/lsh-density-sampling

Density sampling using locality sensitive hashing with P-stable distributions

Primary LanguagePython

DENSITY sampler

Example implementation of the DENSITY sampler proposed in "How to Train Data-Efficient LLMs" (Sachdeva et al., 2024).

The algorithm: Inverse Propensity Sampling (IPS) via Kernel Density Estimation (KDE)

A first pass over the dataset is performed to construct a kernel density estimator (KDE) for the data (the sketch):

  1. Use R independent hash functions to hash the input data (embeddings of training data documents).
  2. Use a sketch (RxB) to count the number of times each hash value appears for a particular hash function (over the training data).

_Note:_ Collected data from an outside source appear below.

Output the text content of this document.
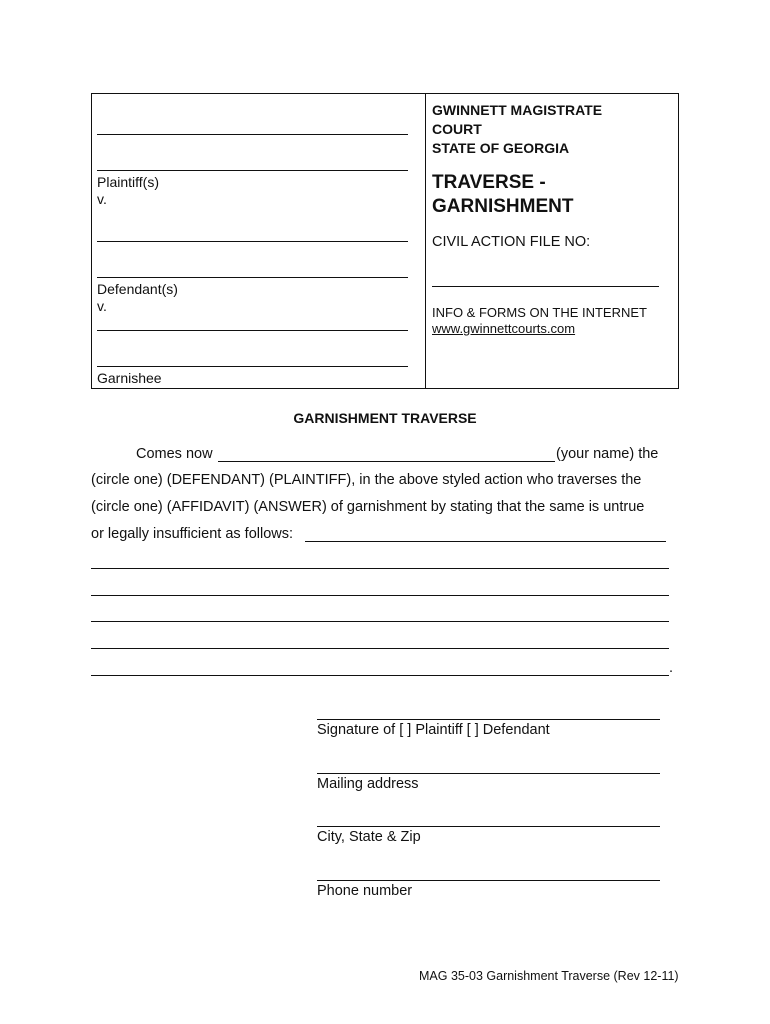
Plaintiff(s)
v.
Defendant(s)
v.
Garnishee
GWINNETT MAGISTRATE
COURT
STATE OF GEORGIA
TRAVERSE -
GARNISHMENT
CIVIL ACTION FILE NO:
INFO & FORMS ON THE INTERNET
www.gwinnettcourts.com
GARNISHMENT TRAVERSE
Comes now	(your name) the
(circle one) (DEFENDANT) (PLAINTIFF), in the above styled action who traverses the
(circle one) (AFFIDAVIT) (ANSWER) of garnishment by stating that the same is untrue
or legally insufficient as follows:
.
Signature of [ ] Plaintiff [ ] Defendant
Mailing address
City, State & Zip
Phone number
MAG 35-03 Garnishment Traverse (Rev 12-11)
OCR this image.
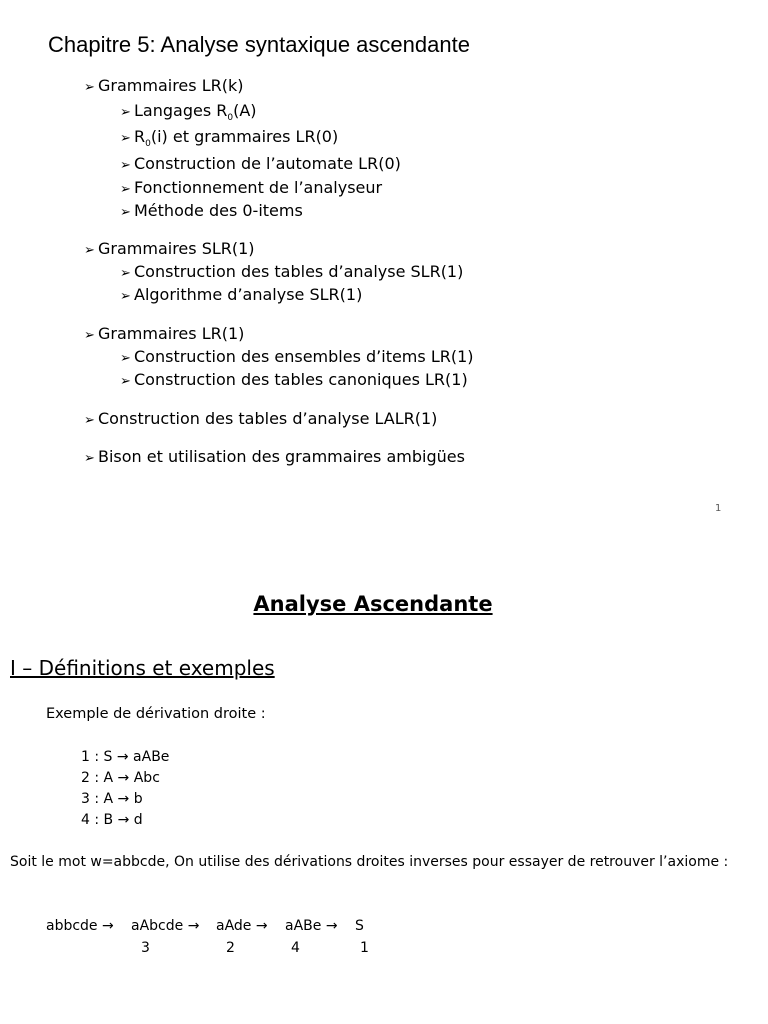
Chapitre 5: Analyse syntaxique ascendante
➢ Grammaires LR(k)
➢ Langages $R_0(A)$
➢ $R_0(i)$ et grammaires LR(0)
➢ Construction de l’automate LR(0)
➢ Fonctionnement de l’analyseur
➢ Méthode des 0-items
➢ Grammaires SLR(1)
➢ Construction des tables d’analyse SLR(1)
➢ Algorithme d’analyse SLR(1)
➢ Grammaires LR(1)
➢ Construction des ensembles d’items LR(1)
➢ Construction des tables canoniques LR(1)
➢ Construction des tables d’analyse LALR(1)
➢ Bison et utilisation des grammaires ambigües
1
Analyse Ascendante
I – Définitions et exemples
Exemple de dérivation droite :
1 : S → aABe
2 : A → Abc
3 : A → b
4 : B → d
Soit le mot w=abbcde, On utilise des dérivations droites inverses pour essayer de retrouver l’axiome :
abbcde → aAbcde → aAde → aABe → S
3	2	4	1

A second pass over the data to compute scores/weights for each data point:

  1. Initialize empty list of scores
  2. Initialize score=0 for each data point.
  3. For a given data point, hash it using the same R hash functions.
  4. For each hash function, look up the count of the hash value index in the sketch.
  5. Add the count (score) of each hash function to score to compute a sum of scores for the data point.
  6. Instead of averaging score over the R hash functions to get the final score for the data point, we normalize the score over the total count of the sketch matrix (score/(R * N)). The sum np.sum(sketch) is N * R.
  7. Append the data point's score to the list of scores.

Finally, calculate the sampling probabilities (inverse propensity means taking the reciprocal):

weights = 1 / np.array(scores)

References

"How to Train Data-Efficient LLMs" (Sachdeva et al., 2024)
"Locality-Sensitive Hashing Scheme Based on p-Stable Distributions" (Datar et al., 2004)
"Implementing LSH Functions in Tensorflow" (Benjamin Coleman)
Coleman, Benjamin, et al. "One-pass diversified sampling with application to terabyte-scale genomic sequence streams." International Conference on Machine Learning. PMLR, 2022.